The GMA was established to separate urban and rural uses, but this bill blurs that distinction, and accelerates urban growth. This bill is bad policy and is contrary to long-established GMA policies.
Land prices are not a good reason to undo rural protections from the GMA. For the benefit of students, parents, and society, schools should be located in neighborhoods where they serve students. Schools that serve students from distant, urban areas are not a good idea.
It is not a state law issue that is creating this situation in the central Puget Sound region; it is the Puget Sound Regional Council's Vision 2040 that makes the choice about school siting. Other counties allow rural schools. This bill represents a statewide approach that says schools are permitted uses in all zones, with a low bar for what it takes to get to that point. This bill seems to have taken a step back from previous approaches. If this bill moves forward, the impacts and costs should be fully accounted for and addressed.
The word "permitted" is concerning, because when something is permitted, it doesn't get the same process as a conditional use; instead, it can go through without notice or comment. There are many competing interests and uses for land, and a preemptive use doesn't allow for a holistic view. A permissive approach, or a pilot approach, would be a better outcome.
The GMA is silent on whether schools are inside or outside the UGA. The counties that adopted Vision 2040 agreed to abide by its rules, and Vision 2040 speaks to where schools should be and where they should not be. This is a local planning problem that does not need to be resolved at the state level.
There is concern about the impact the bill would have on children's health and safety. The United States is still in an obesity crisis and it is important that all sectors contribute to healthier communities, including land use planning. School siting has a nexus to student health, and health is connected to achievement. Creating a piecemeal exemption for one sector is problematic. If we want our kids to live longer than their parents, we need to make land use decisions that align with that goal.
There is a concern with exempting one use group from the GMA; letting one group be exempt causes great concerns. The ongoing issue under the GMA is that all jurisdictions planning under the GMA are supposed to identify buildable lands, but the UGA boundaries are not reflecting the buildable lands. Asking home builders to pay impact fees under the GMA for buildings that would themselves be exempt from the GMA is not a fair deal.
(Other) It is uncertain whether this approach is the right way.

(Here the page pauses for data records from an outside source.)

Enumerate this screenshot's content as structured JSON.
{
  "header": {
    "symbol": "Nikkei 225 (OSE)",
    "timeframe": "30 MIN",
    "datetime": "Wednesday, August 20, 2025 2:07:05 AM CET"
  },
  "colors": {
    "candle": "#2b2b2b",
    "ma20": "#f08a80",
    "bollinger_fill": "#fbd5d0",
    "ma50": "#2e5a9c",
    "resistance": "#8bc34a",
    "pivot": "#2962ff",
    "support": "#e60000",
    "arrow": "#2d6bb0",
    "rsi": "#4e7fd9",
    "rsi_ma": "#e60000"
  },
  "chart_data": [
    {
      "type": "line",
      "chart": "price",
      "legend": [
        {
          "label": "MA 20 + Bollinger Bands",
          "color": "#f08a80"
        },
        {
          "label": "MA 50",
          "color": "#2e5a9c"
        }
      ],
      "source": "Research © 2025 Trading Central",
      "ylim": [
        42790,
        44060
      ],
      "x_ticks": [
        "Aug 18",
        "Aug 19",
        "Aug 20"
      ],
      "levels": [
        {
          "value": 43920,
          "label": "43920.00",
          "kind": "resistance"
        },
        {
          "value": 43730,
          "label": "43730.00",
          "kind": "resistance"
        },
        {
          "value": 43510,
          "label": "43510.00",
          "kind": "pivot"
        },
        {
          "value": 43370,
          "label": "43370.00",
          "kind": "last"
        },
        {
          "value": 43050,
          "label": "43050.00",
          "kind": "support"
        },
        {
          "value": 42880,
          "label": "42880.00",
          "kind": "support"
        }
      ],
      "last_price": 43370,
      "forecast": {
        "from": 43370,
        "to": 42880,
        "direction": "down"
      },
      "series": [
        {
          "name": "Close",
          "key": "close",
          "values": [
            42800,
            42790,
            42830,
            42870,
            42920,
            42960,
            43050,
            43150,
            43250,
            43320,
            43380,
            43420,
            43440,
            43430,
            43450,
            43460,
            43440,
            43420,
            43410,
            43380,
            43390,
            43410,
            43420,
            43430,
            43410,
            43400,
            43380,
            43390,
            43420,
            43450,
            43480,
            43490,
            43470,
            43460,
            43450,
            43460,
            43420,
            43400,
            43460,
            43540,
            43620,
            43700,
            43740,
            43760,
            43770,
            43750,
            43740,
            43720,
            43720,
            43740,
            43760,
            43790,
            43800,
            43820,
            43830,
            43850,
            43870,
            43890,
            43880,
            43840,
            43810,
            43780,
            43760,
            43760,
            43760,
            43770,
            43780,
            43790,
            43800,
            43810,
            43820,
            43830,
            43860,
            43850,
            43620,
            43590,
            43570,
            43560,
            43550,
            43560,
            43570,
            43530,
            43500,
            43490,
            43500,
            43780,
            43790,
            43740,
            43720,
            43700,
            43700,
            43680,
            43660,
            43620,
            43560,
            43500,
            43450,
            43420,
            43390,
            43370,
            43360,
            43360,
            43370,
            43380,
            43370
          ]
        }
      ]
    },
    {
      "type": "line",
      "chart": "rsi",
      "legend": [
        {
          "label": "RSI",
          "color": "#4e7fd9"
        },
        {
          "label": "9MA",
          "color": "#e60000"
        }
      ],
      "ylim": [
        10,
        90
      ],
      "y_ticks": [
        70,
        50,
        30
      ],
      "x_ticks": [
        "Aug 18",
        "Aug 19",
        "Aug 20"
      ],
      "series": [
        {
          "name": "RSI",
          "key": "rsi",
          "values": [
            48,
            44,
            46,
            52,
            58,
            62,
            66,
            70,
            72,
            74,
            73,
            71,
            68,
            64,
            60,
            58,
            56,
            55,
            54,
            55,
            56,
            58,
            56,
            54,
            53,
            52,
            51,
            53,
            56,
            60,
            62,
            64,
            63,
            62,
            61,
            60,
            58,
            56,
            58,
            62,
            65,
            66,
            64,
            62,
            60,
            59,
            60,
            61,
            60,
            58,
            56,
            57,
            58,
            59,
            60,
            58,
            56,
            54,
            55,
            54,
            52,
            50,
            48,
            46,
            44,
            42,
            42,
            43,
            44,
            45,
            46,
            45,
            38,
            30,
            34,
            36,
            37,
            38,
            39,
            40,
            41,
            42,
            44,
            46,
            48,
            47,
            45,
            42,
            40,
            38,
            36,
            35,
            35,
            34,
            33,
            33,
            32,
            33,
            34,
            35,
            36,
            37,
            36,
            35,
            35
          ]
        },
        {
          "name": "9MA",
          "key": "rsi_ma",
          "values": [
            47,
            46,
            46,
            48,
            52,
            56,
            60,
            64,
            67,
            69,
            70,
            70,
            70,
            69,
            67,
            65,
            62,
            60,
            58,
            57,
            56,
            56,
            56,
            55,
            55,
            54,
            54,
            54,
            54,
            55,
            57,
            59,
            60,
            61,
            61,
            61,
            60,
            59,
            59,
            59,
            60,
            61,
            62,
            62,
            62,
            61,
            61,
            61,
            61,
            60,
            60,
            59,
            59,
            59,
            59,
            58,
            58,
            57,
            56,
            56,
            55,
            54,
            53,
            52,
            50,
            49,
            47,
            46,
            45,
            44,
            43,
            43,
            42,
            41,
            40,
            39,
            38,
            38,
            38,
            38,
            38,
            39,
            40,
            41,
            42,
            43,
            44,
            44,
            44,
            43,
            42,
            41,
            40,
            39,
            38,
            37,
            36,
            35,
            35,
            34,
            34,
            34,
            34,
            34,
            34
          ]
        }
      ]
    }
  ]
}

There does need to be some form of proposal to move forward this year.
Persons Testifying: (In support) Representative McCaslin, prime sponsor; Mark Hood, White River School District; John Page, Tacoma School District; Jeff Lucas and Ronda Litzenberger, Eatonville School District; Jessica Vavrus, Washington State School Directors' Association; Cathie Carlson, Amy Pivetta Hoffman, and Tom Siegel, Bethel School District; Derek Young, Pierce County Council; Patrick Connor, National Federation for Independent Business; Melissa Gombosky, Spokane Public Schools; and Marie Sullivan, Richland School District.
(Opposed) Bernie Talmas and Brandon Buchanon, City of Woodinville; Carl Schroeder, Association of Washington Cities; Bill Stankus and Catherine Stankus, Neighbors to Save Wellington Park; Laura Berg, Washington Association of Counties; Bryce Yadon, Futerwise; Victor Coleman, Childhood Obesity Prevention Coalition; and Steve Gano, Building Industries Association of Washington.
(Other) Dave Mastin, Office of the Superintendent of Public Instruction.
Persons Signed In To Testify But Not Testifying: None.